For many years, most scientists studying Tibet have thought that a very hot and very weak lower and middle crust underlies its plateau, flowing like a fluid. Now, a team of researchers at the California Institute of Technology is questioning this long-held belief and proposing that an entirely different mechanism is at play.
'The idea that Tibet is more or less floating on a layer of partially molten crust is accepted in the research community. Our research proposes the opposite view: that there is actually a really strong lower crust that originates in India,' says Jean-Philippe Avouac, professor of geology and director of Caltech's Tectonics Observatory.
These insights lead to a better understanding of the processes that have shaped the Himalaya Mountains and Tibet - the most tectonically active continental area in the world.
Alex Copley, a former postdoctoral scholar with Caltech's Tectonics Observatory, along with Avouac and Brian Wernicke, the Chandler Family Professor of Geology, describe their work in a paper published in the 7 April issue of the journal Nature.
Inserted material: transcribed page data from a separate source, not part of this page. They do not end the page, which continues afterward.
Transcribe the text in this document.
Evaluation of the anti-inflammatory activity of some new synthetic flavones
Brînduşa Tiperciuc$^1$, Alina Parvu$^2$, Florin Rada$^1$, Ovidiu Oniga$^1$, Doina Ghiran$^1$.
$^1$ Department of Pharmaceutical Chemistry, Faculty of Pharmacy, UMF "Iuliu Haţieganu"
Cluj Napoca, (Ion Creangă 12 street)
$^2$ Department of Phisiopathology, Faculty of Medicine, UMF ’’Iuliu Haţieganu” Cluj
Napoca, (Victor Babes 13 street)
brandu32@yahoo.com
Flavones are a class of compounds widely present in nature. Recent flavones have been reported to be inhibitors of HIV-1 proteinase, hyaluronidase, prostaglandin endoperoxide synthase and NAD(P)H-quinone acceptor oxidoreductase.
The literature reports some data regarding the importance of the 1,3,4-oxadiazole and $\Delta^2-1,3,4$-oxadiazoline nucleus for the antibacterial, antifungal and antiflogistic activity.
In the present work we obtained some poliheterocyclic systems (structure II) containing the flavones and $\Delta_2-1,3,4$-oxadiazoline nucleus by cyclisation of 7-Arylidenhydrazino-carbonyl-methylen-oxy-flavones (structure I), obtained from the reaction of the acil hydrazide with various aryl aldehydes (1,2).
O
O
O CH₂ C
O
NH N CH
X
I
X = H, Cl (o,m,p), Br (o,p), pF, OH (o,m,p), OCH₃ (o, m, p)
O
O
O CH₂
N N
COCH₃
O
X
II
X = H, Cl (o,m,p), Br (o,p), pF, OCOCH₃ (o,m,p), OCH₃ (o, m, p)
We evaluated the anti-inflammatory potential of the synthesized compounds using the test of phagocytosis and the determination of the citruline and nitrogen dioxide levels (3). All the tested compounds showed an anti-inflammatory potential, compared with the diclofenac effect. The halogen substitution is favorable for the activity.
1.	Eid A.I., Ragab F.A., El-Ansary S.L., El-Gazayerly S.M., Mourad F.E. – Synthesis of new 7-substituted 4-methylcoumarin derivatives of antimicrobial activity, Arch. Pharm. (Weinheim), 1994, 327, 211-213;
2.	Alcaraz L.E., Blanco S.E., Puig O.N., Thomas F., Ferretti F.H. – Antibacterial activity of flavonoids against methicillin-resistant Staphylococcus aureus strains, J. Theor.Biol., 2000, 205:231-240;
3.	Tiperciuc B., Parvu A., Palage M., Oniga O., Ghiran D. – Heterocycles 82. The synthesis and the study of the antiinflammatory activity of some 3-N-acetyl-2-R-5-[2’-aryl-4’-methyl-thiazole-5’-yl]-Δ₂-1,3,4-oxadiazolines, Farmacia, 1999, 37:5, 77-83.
Tibet and the surrounding Himalaya Mountains are among the most dynamic regions on the planet. Avouac points out that underground plate collisions, which cause earthquakes and drive up the Himalaya and Tibet, are common geological processes that have happened repeatedly over the course of Earth's history, but are presently happening with a vigour and energy only found in that area.
Even though the elevation is uniform across the Tibetan Plateau, the type of stress seen within the plateau appears to change along a line that stretches east-west across the plateau - dividing the region into two distinct areas (southern and northern Tibet).
The researchers propose that a contrast in tectonic style - primarily east-west extension due to normal faulting in southern Tibet and a combination of north-south compression and east-west extension due to strike-slip faulting in northern Tibet - is the result of the Indian crust thrusting strongly underneath the southern portion of the Tibetan Plateau and locking into the upper crust. Strike-slip fault surfaces are usually vertical, and the rocks slide horizontally past each other due to pressure build-up, whereas normal faulting occurs where the crust is being pulled apart. They believe that the locked Indian crust alters the state of stress in the southern Tibetan crust, which can explain the contrast in the type of faulting seen between southern Tibet and northern Tibet.
To test their theory, the team performed a series of numerical experiments, assigning different material properties to the Indian crust. The simulations revealed evidence for a strong Indian lower crust that couples, or locks in, with the upper crust. This suggests that the 'channel flow' model proposed by many geophysicists and geologists - in which a low-viscosity magma oozes through weak zones in the middle crust - is not correct.